Folklore and legends have created an enduring image of John Chapman - tall and thin, dressed in raggedy, worn-out clothes, barefoot, with a tin pot on his head, a Bible under his arm, and a large leather pouch slung over his shoulders, he scatters apple seeds as he wanders westward into the sunset. A friend to Indians and settlers alike, he was kind to every living creature, and talked with the wild animals of the forest, even making friends with bears and wolves.

While there are some kernels of truth in the myth of Johnny Appleseed, there is much more to his story than animated films and legends tell, for John Chapman played an important part in the lives of settlers and the early development of the apple industry in Pennsylvania and other states.

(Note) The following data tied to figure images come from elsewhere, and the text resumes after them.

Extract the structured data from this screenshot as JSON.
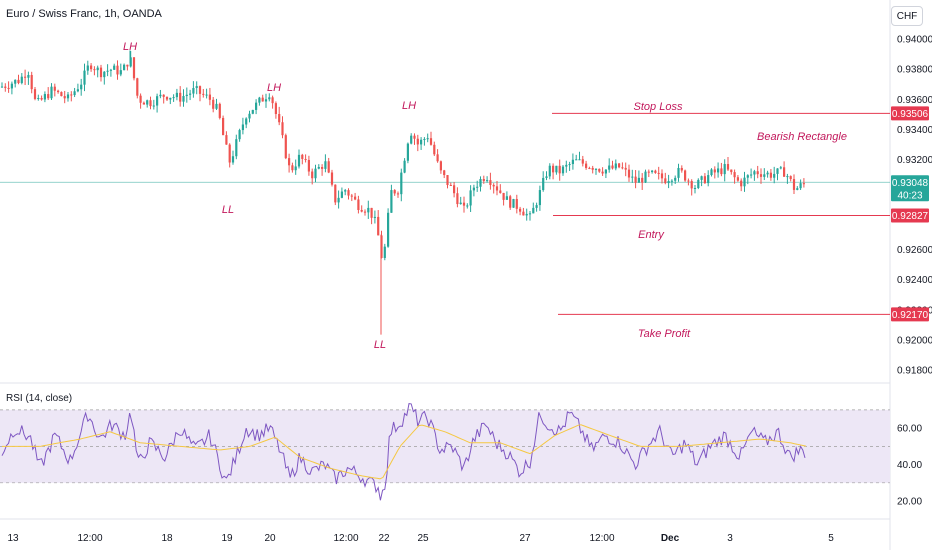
{
  "header": {
    "title": "Euro / Swiss Franc, 1h, OANDA",
    "currency": "CHF"
  },
  "colors": {
    "up": "#26a69a",
    "down": "#ef5350",
    "annotation": "#c2185b",
    "level_line": "#e53950",
    "current_line": "#4db6ac",
    "rsi_line": "#7e57c2",
    "rsi_ma": "#f5c842",
    "rsi_band": "#ede7f6"
  },
  "chart_data": [
    {
      "type": "candlestick",
      "title": "Euro / Swiss Franc, 1h, OANDA",
      "ylim": [
        0.9172,
        0.9426
      ],
      "y_ticks": [
        "0.94000",
        "0.93800",
        "0.93600",
        "0.93400",
        "0.93200",
        "0.92600",
        "0.92400",
        "0.92200",
        "0.92000",
        "0.91800"
      ],
      "x_ticks": [
        "13",
        "12:00",
        "18",
        "19",
        "20",
        "12:00",
        "22",
        "25",
        "27",
        "12:00",
        "Dec",
        "3",
        "5"
      ],
      "price_labels": {
        "stop_loss": "0.93506",
        "current": "0.93048",
        "countdown": "40:23",
        "entry": "0.92827",
        "take_profit": "0.92170"
      },
      "levels": {
        "stop_loss": 0.93506,
        "current": 0.93048,
        "entry": 0.92827,
        "take_profit": 0.9217
      },
      "annotations": [
        "LH",
        "LL",
        "LH",
        "LL",
        "LH",
        "LL",
        "Stop Loss",
        "Bearish Rectangle",
        "Entry",
        "Take Profit"
      ],
      "series_keypoints": [
        {
          "x": 0,
          "y": 0.9368
        },
        {
          "x": 20,
          "y": 0.9373
        },
        {
          "x": 28,
          "y": 0.938
        },
        {
          "x": 36,
          "y": 0.9356
        },
        {
          "x": 52,
          "y": 0.9366
        },
        {
          "x": 68,
          "y": 0.936
        },
        {
          "x": 82,
          "y": 0.9372
        },
        {
          "x": 90,
          "y": 0.9384
        },
        {
          "x": 100,
          "y": 0.9378
        },
        {
          "x": 112,
          "y": 0.938
        },
        {
          "x": 122,
          "y": 0.9378
        },
        {
          "x": 130,
          "y": 0.9388
        },
        {
          "x": 138,
          "y": 0.936
        },
        {
          "x": 150,
          "y": 0.9358
        },
        {
          "x": 165,
          "y": 0.9363
        },
        {
          "x": 180,
          "y": 0.9361
        },
        {
          "x": 195,
          "y": 0.9366
        },
        {
          "x": 210,
          "y": 0.936
        },
        {
          "x": 218,
          "y": 0.9352
        },
        {
          "x": 225,
          "y": 0.933
        },
        {
          "x": 230,
          "y": 0.9318
        },
        {
          "x": 236,
          "y": 0.933
        },
        {
          "x": 246,
          "y": 0.935
        },
        {
          "x": 256,
          "y": 0.9356
        },
        {
          "x": 265,
          "y": 0.9362
        },
        {
          "x": 270,
          "y": 0.9365
        },
        {
          "x": 280,
          "y": 0.934
        },
        {
          "x": 290,
          "y": 0.9312
        },
        {
          "x": 300,
          "y": 0.9322
        },
        {
          "x": 312,
          "y": 0.931
        },
        {
          "x": 325,
          "y": 0.9318
        },
        {
          "x": 335,
          "y": 0.9293
        },
        {
          "x": 345,
          "y": 0.93
        },
        {
          "x": 358,
          "y": 0.929
        },
        {
          "x": 370,
          "y": 0.9286
        },
        {
          "x": 377,
          "y": 0.9275
        },
        {
          "x": 381,
          "y": 0.9255
        },
        {
          "x": 386,
          "y": 0.9263
        },
        {
          "x": 390,
          "y": 0.9298
        },
        {
          "x": 398,
          "y": 0.93
        },
        {
          "x": 404,
          "y": 0.932
        },
        {
          "x": 410,
          "y": 0.934
        },
        {
          "x": 418,
          "y": 0.933
        },
        {
          "x": 428,
          "y": 0.9336
        },
        {
          "x": 440,
          "y": 0.9312
        },
        {
          "x": 452,
          "y": 0.93
        },
        {
          "x": 464,
          "y": 0.9286
        },
        {
          "x": 474,
          "y": 0.9302
        },
        {
          "x": 486,
          "y": 0.931
        },
        {
          "x": 496,
          "y": 0.9302
        },
        {
          "x": 508,
          "y": 0.9292
        },
        {
          "x": 520,
          "y": 0.9288
        },
        {
          "x": 530,
          "y": 0.9281
        },
        {
          "x": 540,
          "y": 0.9298
        },
        {
          "x": 548,
          "y": 0.9314
        },
        {
          "x": 560,
          "y": 0.9312
        },
        {
          "x": 575,
          "y": 0.9319
        },
        {
          "x": 590,
          "y": 0.9316
        },
        {
          "x": 605,
          "y": 0.9313
        },
        {
          "x": 620,
          "y": 0.9315
        },
        {
          "x": 635,
          "y": 0.9305
        },
        {
          "x": 650,
          "y": 0.931
        },
        {
          "x": 665,
          "y": 0.9307
        },
        {
          "x": 680,
          "y": 0.9312
        },
        {
          "x": 695,
          "y": 0.9302
        },
        {
          "x": 710,
          "y": 0.931
        },
        {
          "x": 725,
          "y": 0.9314
        },
        {
          "x": 740,
          "y": 0.9304
        },
        {
          "x": 755,
          "y": 0.9312
        },
        {
          "x": 770,
          "y": 0.931
        },
        {
          "x": 785,
          "y": 0.9312
        },
        {
          "x": 795,
          "y": 0.93
        },
        {
          "x": 807,
          "y": 0.9305
        }
      ]
    },
    {
      "type": "line",
      "title": "RSI (14, close)",
      "ylim": [
        14,
        82
      ],
      "y_ticks": [
        "60.00",
        "40.00",
        "20.00"
      ],
      "bands": [
        70,
        50,
        30
      ],
      "series": [
        {
          "name": "RSI",
          "keypoints": [
            {
              "x": 0,
              "y": 45
            },
            {
              "x": 15,
              "y": 60
            },
            {
              "x": 30,
              "y": 55
            },
            {
              "x": 40,
              "y": 38
            },
            {
              "x": 55,
              "y": 56
            },
            {
              "x": 70,
              "y": 42
            },
            {
              "x": 88,
              "y": 68
            },
            {
              "x": 100,
              "y": 54
            },
            {
              "x": 112,
              "y": 62
            },
            {
              "x": 125,
              "y": 56
            },
            {
              "x": 131,
              "y": 70
            },
            {
              "x": 138,
              "y": 40
            },
            {
              "x": 150,
              "y": 52
            },
            {
              "x": 165,
              "y": 44
            },
            {
              "x": 180,
              "y": 60
            },
            {
              "x": 195,
              "y": 48
            },
            {
              "x": 210,
              "y": 56
            },
            {
              "x": 220,
              "y": 40
            },
            {
              "x": 226,
              "y": 30
            },
            {
              "x": 236,
              "y": 44
            },
            {
              "x": 246,
              "y": 60
            },
            {
              "x": 258,
              "y": 56
            },
            {
              "x": 270,
              "y": 60
            },
            {
              "x": 280,
              "y": 48
            },
            {
              "x": 290,
              "y": 32
            },
            {
              "x": 300,
              "y": 44
            },
            {
              "x": 312,
              "y": 36
            },
            {
              "x": 325,
              "y": 40
            },
            {
              "x": 335,
              "y": 32
            },
            {
              "x": 348,
              "y": 38
            },
            {
              "x": 360,
              "y": 34
            },
            {
              "x": 370,
              "y": 30
            },
            {
              "x": 378,
              "y": 28
            },
            {
              "x": 381,
              "y": 22
            },
            {
              "x": 386,
              "y": 32
            },
            {
              "x": 390,
              "y": 58
            },
            {
              "x": 398,
              "y": 62
            },
            {
              "x": 404,
              "y": 66
            },
            {
              "x": 410,
              "y": 72
            },
            {
              "x": 418,
              "y": 64
            },
            {
              "x": 428,
              "y": 66
            },
            {
              "x": 440,
              "y": 48
            },
            {
              "x": 452,
              "y": 50
            },
            {
              "x": 464,
              "y": 38
            },
            {
              "x": 474,
              "y": 54
            },
            {
              "x": 486,
              "y": 62
            },
            {
              "x": 496,
              "y": 52
            },
            {
              "x": 508,
              "y": 46
            },
            {
              "x": 520,
              "y": 36
            },
            {
              "x": 530,
              "y": 42
            },
            {
              "x": 540,
              "y": 68
            },
            {
              "x": 548,
              "y": 62
            },
            {
              "x": 560,
              "y": 58
            },
            {
              "x": 570,
              "y": 68
            },
            {
              "x": 580,
              "y": 60
            },
            {
              "x": 592,
              "y": 48
            },
            {
              "x": 605,
              "y": 56
            },
            {
              "x": 620,
              "y": 52
            },
            {
              "x": 635,
              "y": 40
            },
            {
              "x": 650,
              "y": 52
            },
            {
              "x": 660,
              "y": 58
            },
            {
              "x": 672,
              "y": 44
            },
            {
              "x": 685,
              "y": 52
            },
            {
              "x": 697,
              "y": 40
            },
            {
              "x": 710,
              "y": 50
            },
            {
              "x": 725,
              "y": 56
            },
            {
              "x": 740,
              "y": 44
            },
            {
              "x": 752,
              "y": 58
            },
            {
              "x": 765,
              "y": 52
            },
            {
              "x": 778,
              "y": 58
            },
            {
              "x": 790,
              "y": 44
            },
            {
              "x": 800,
              "y": 48
            },
            {
              "x": 807,
              "y": 46
            }
          ]
        },
        {
          "name": "RSI-based MA",
          "keypoints": [
            {
              "x": 0,
              "y": 50
            },
            {
              "x": 40,
              "y": 50
            },
            {
              "x": 80,
              "y": 54
            },
            {
              "x": 110,
              "y": 58
            },
            {
              "x": 140,
              "y": 52
            },
            {
              "x": 180,
              "y": 50
            },
            {
              "x": 220,
              "y": 48
            },
            {
              "x": 250,
              "y": 50
            },
            {
              "x": 275,
              "y": 55
            },
            {
              "x": 300,
              "y": 44
            },
            {
              "x": 330,
              "y": 38
            },
            {
              "x": 360,
              "y": 34
            },
            {
              "x": 382,
              "y": 32
            },
            {
              "x": 400,
              "y": 50
            },
            {
              "x": 420,
              "y": 62
            },
            {
              "x": 445,
              "y": 58
            },
            {
              "x": 470,
              "y": 52
            },
            {
              "x": 500,
              "y": 52
            },
            {
              "x": 530,
              "y": 46
            },
            {
              "x": 555,
              "y": 56
            },
            {
              "x": 580,
              "y": 62
            },
            {
              "x": 610,
              "y": 56
            },
            {
              "x": 640,
              "y": 50
            },
            {
              "x": 680,
              "y": 50
            },
            {
              "x": 720,
              "y": 52
            },
            {
              "x": 760,
              "y": 54
            },
            {
              "x": 790,
              "y": 52
            },
            {
              "x": 807,
              "y": 50
            }
          ]
        }
      ]
    }
  ]
}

Born in Leominster, Massachusetts on September 26, 1774, John Chapman was the second child of Elizabeth Simonds and Nathaniel Chapman. His father was a farmer, carpenter, and soldier in the American Revolution. In 1776, while his father was off to the war, his mother died and John was placed with other family members who cared for him and his older sister Elizabeth. Although his father returned to Massachusetts and married Lucy Cooley in 1780, it is not known if the two children joined the growing family of their father and stepmother or continued to stay with relatives.
Men sucking freshly pressed juice fresh from an apple press through rye straws.
Men sucking freshly pressed juice fresh from an apple press through rye straws,...

In 1792, at the age of eighteen, John headed west, to Pennsylvania, where he began an unusual life as an itinerant nurseryman on the frontier. "John Appleseed," as he was known in Ohio by the early 1820s, visited cider mills where he picked out apple seeds from the pumice and traveled to remote western regions where he planted them and provided young trees to settlers. He never settled down, preferring instead to wander and establish orchards in Pennsylvania, Ohio, Indiana, and perhaps other states as well.

Rather than scatter seeds in clearings, as the legends tell us, he actually created nurseries by clearing areas of scrub and building brush fences to protect the developing "whips,"as the young trees were called, from deer and other animals. As the whips grew, he camped nearby in a wigwam-like structure and busied himself by weeding his orchard, mending the fence, starting other nurseries, or visiting frontier families. And depending on his assessment of a person's ability to pay, he sold, traded, or simply gave away his little apple trees. When he had no more seedlings or simply decided it was time to move on, he headed west.

By the 1840s he was living in Indiana; on March 18, 1845, he died from pneumonia at the home of his friend William Worth and was buried near present-day Fort Wayne.

Fegley photo, Women preparing apple butter
Women preparing apple butter, southeastern PA, circa 1910.
The apple trees that John Chapman gave away and sold were very important to American frontier families. Apples were a valuable food source for both human and beast. Farmers used most of the fruit to make cider, which kept well and was a popular drink in a day and age when water quality was questionable. Some folks distilled more ardent spirits from apple cider and made apple brandy or "applejack." Apples were also used to feed livestock - pigs mainly - and as an occasional treat for a cow or horse.

People ate apples, too. They stored well and kept for months in barrels or boxes in root cellars, and as such provided fresh fruit in the wintertime. The Pennsylvania Dutch preserved apples by making "apple butter" or drying them. (They called the dried fruit slices "schnitzen.") Frontier farmers also liked the wood of the apple tree, which they used to heat their homes, to dry fruit, and to smoke meat. Apple orchards were vital to farmers. There were very few farms without them.